Of course, no book on sports statistics and/or economics is complete without the obligatory nod to the genius of Billy Beane and the claim that salary disparities do not lead to competitive imbalance. This version of the story is no more convincing than any of the others. They happily point to the 2003 Marlins as an example of a low-payroll team winning against the odds, but somehow ignore the fact that a number of those players (Derrek Lee, A.J. Burnett, Josh Beckett, Ivan Rodriguez, Alex Gonzalez, Mike Lowell) are now earning big salaries in big markets while the Marlins are under .500. Sure, a team can win with young players who haven't yet become eligible for free agency or arbitration, but is that any way to build a franchise for long-term success? Where is the analysis of that rather obvious question? And where is the point, made quite clear in Moneyball, that no inefficient market can last forever? What happens when the next Billy Beane is hired to run the Yankees?
I will grant that the book is thought-provoking. But ultimately there are many other books on sports statistics and economics that are much more readable and well-argued than this.
11 of 16 people found the following review helpful.
Lucid writing, entertaining argument and a passionate subject. This is like a fresh breeze.
By D. Stuart
Berry and his co-authors take a really fresh approach here to the world of sport, and look at the big dollars that get spent - or mispent - by teams that want to win at all costs. The mistake that team owners are making, according to the authors, is that they are looking at the wrong statistics of success. When you buy a player, what are the vital stats that really matter?

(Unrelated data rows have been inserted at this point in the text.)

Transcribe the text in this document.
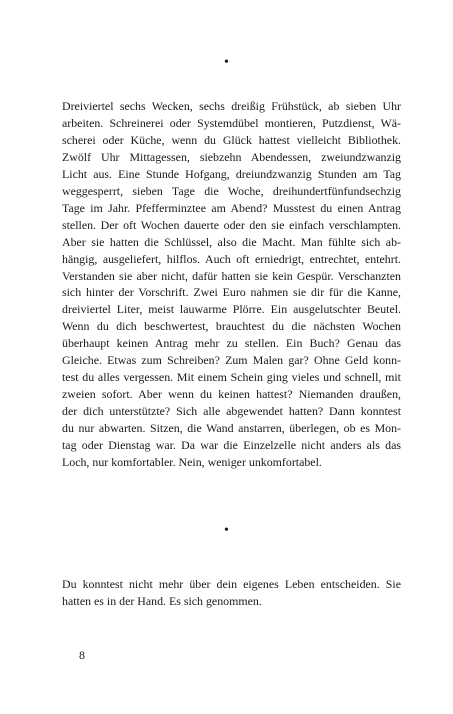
•
Dreiviertel sechs Wecken, sechs dreißig Frühstück, ab sieben Uhr
arbeiten. Schreinerei oder Systemdübel montieren, Putzdienst, Wä-
scherei oder Küche, wenn du Glück hattest vielleicht Bibliothek.
Zwölf Uhr Mittagessen, siebzehn Abendessen, zweiundzwanzig
Licht aus. Eine Stunde Hofgang, dreiundzwanzig Stunden am Tag
weggesperrt, sieben Tage die Woche, dreihundertfünfundsechzig
Tage im Jahr. Pfefferminztee am Abend? Musstest du einen Antrag
stellen. Der oft Wochen dauerte oder den sie einfach verschlampten.
Aber sie hatten die Schlüssel, also die Macht. Man fühlte sich ab-
hängig, ausgeliefert, hilflos. Auch oft erniedrigt, entrechtet, entehrt.
Verstanden sie aber nicht, dafür hatten sie kein Gespür. Verschanzten
sich hinter der Vorschrift. Zwei Euro nahmen sie dir für die Kanne,
dreiviertel Liter, meist lauwarme Plörre. Ein ausgelutschter Beutel.
Wenn du dich beschwertest, brauchtest du die nächsten Wochen
überhaupt keinen Antrag mehr zu stellen. Ein Buch? Genau das
Gleiche. Etwas zum Schreiben? Zum Malen gar? Ohne Geld konn-
test du alles vergessen. Mit einem Schein ging vieles und schnell, mit
zweien sofort. Aber wenn du keinen hattest? Niemanden draußen,
der dich unterstützte? Sich alle abgewendet hatten? Dann konntest
du nur abwarten. Sitzen, die Wand anstarren, überlegen, ob es Mon-
tag oder Dienstag war. Da war die Einzelzelle nicht anders als das
Loch, nur komfortabler. Nein, weniger unkomfortabel.
•
Du konntest nicht mehr über dein eigenes Leben entscheiden. Sie
hatten es in der Hand. Es sich genommen.
8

The book is at once disheartening (money buys one hell of a lot of the points we see on the various league tables) but then also entirely heartening: individual sportspeople, and b-teams still rock the game and lift their performance way above the odds.
The difference is that many managers and coaches (and us fans for that matter focus on the wrong numbers. We count the goals that a player scores, but discount the fumbles, the turnovers and the other dynamics of team play. A star goal shooter may actually be bad for the team's chance of winning.
Sports these days is dominated by statistics. You listen to a commentary and you hear the win/lose ratios, the all-time earnings figures, the goals, the assists and what have you. Well here the authors put another set of very relevant numbers on the table - and show how they reached these conclusions. Their arguments are pretty convincing and as a result I think we'll be talking about this book for some time to come - and pondering the nature of sports today and whether Player X really is greater than Player Y. What a fresh piece of writing! Buy it - I'm sure you'll enjoy it as much as I did.